1003, 1005, 1007, 1009).                                                  
                   V.  RECOMMENDATION                                    
    Based on the above, and on the files, records, and proceedings herein, IT IS 
RECOMMENDED that:                                                         
    1.   Plaintiff’s request for reversal or remand of the Commissioner’s decision 

(Dkt. 14) be DENIED;                                                      
    2.   The Commissioner’s request that the Court affirm the decision (Dkt. 16) be 
GRANTED; and                                                              
    3.   The Complaint (Dkt. 1) be DISMISSED WITH PREJUDICE.             

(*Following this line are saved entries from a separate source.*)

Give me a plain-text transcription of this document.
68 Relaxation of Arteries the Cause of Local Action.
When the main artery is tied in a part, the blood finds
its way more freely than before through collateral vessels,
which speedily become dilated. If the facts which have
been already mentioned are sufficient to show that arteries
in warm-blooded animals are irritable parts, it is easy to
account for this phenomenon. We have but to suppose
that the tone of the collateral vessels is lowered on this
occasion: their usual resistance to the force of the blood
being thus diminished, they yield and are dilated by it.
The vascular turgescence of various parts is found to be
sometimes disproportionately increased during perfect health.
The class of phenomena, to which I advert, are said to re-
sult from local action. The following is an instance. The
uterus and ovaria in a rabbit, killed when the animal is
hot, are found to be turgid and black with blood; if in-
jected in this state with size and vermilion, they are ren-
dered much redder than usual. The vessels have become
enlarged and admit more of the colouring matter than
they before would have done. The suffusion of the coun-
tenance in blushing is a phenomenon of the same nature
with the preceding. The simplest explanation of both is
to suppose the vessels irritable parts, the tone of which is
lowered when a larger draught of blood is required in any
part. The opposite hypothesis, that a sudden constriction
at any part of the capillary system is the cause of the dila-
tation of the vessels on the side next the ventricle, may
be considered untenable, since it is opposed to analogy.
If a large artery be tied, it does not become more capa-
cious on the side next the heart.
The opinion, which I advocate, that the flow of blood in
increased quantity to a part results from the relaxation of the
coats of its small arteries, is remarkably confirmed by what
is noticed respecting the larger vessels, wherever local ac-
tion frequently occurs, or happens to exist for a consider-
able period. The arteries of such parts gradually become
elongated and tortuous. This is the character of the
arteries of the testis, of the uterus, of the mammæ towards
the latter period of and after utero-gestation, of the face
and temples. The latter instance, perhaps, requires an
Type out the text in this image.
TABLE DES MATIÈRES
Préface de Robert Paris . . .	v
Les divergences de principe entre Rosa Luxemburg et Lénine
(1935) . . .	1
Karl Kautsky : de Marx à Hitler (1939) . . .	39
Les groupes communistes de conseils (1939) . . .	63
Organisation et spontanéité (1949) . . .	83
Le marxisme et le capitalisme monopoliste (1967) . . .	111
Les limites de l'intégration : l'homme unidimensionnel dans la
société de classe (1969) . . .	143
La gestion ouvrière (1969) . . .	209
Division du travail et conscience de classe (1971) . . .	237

DATED:  October 18, 2024           s/Elizabeth Cowan Wright               
                                  ELIZABETH COWAN WRIGHT                 
                                  United States Magistrate Judge         
                            NOTICE                                       
This Report and Recommendation is not an order or judgment of the District Court and is 
therefore not appealable directly to the Eighth Circuit Court of Appeals. 

Under District of Minnesota Local Rule 72.2(b)(1), “a party may file and serve specific 
written objections to a magistrate judge’s proposed finding and recommendations within 
14 days after being served a copy” of the Report and Recommendation.  A party may 
respond to those objections within 14 days after being served a copy of the objections. D. 
Minn. LR 72.2(b)(2).  All objections and responses must comply with the word or line 
limits set for in D. Minn. LR 72.2(c).